I'm building two long langs this year because I'm looking to sell overwintered nucs and even some honey so I need equipment that can interchange with most beeks. I can even transfer that to top bars due to my experience last year managing one. If I get a customer that shoots me an e-mail stating that he wants a nuc for a TBH, all I have to do is build an internal adapter that I can drop in, a couple frames with a queen and let them go at. Should be ready by mid-late april depending.


----------



## marshmasterpat (Jun 26, 2013)

Instead of a sausage press or fruit press try this route. Go to Lowes and buy two of the plastic food grade buckets. Then buy a bag type paint strainer for a 5 gallon bucket. Cut the lower 1/3 out of one plastic bucket, put the strainer on that bucket and set this on top of second bucket. Put on some nitrile gloves, and do the crush and squeeze method. Really effective I would think with a TBH since you will not likely be harvesting large volumes at once. Did almost 4 gallons easily. 

Then put the crushed comb back in the yard and watch the bees clean it up. 

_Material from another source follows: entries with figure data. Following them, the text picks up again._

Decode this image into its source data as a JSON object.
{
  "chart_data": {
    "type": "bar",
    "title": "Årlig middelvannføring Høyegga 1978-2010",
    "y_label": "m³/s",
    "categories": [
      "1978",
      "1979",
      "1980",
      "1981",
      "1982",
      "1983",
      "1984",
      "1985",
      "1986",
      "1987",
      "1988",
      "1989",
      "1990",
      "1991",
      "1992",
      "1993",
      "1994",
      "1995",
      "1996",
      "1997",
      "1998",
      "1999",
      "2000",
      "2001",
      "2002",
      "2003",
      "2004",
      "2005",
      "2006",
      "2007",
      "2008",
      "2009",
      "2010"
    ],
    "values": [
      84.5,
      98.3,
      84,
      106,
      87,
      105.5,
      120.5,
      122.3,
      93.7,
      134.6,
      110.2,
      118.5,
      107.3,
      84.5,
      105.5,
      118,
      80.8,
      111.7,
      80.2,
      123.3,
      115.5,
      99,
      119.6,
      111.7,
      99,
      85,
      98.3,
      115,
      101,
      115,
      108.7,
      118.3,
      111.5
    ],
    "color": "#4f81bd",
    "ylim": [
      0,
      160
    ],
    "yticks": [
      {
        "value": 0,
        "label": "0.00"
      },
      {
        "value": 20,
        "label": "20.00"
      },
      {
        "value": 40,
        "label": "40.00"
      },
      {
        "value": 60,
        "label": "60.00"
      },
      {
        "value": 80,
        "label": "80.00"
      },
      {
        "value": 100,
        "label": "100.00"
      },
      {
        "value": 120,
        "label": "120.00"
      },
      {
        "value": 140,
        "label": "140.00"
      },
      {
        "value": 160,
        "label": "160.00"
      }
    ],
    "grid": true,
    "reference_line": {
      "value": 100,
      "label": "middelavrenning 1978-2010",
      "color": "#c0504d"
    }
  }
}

Save those dollars for building hives or equipment.


----------



## Phirstgeer (Mar 6, 2015)

Thanks. That seems like a great economical way to go.


----------



## richr58 (Jul 23, 2014)

I think the sausage press was great. I like to squeeze all the honey I can before the mash goes out to the bees and then the melter. I was tired of the mondo mess and the press made it way neater. Got an antique in a junk shop cheap.


----------



## Michael Bush (Aug 2, 2002)

I'm in a very windy area and I find any overhang will catch the wind and cause more water to blow in and sometimes cause the entire hive to flip over. In the case of covers it often causes the cover to blow off...


----------



## Duncan151 (Aug 3, 2013)

I like the over hang on top bars, that way the ends do not get sticky with propolis, and I have handles for picking up and placing bars. You do have to gently grab the bars though and feel for any bees that might be under the bar and out of sight. This problem gets worse the closer you get to the entrance, if you use a top entrance.


----------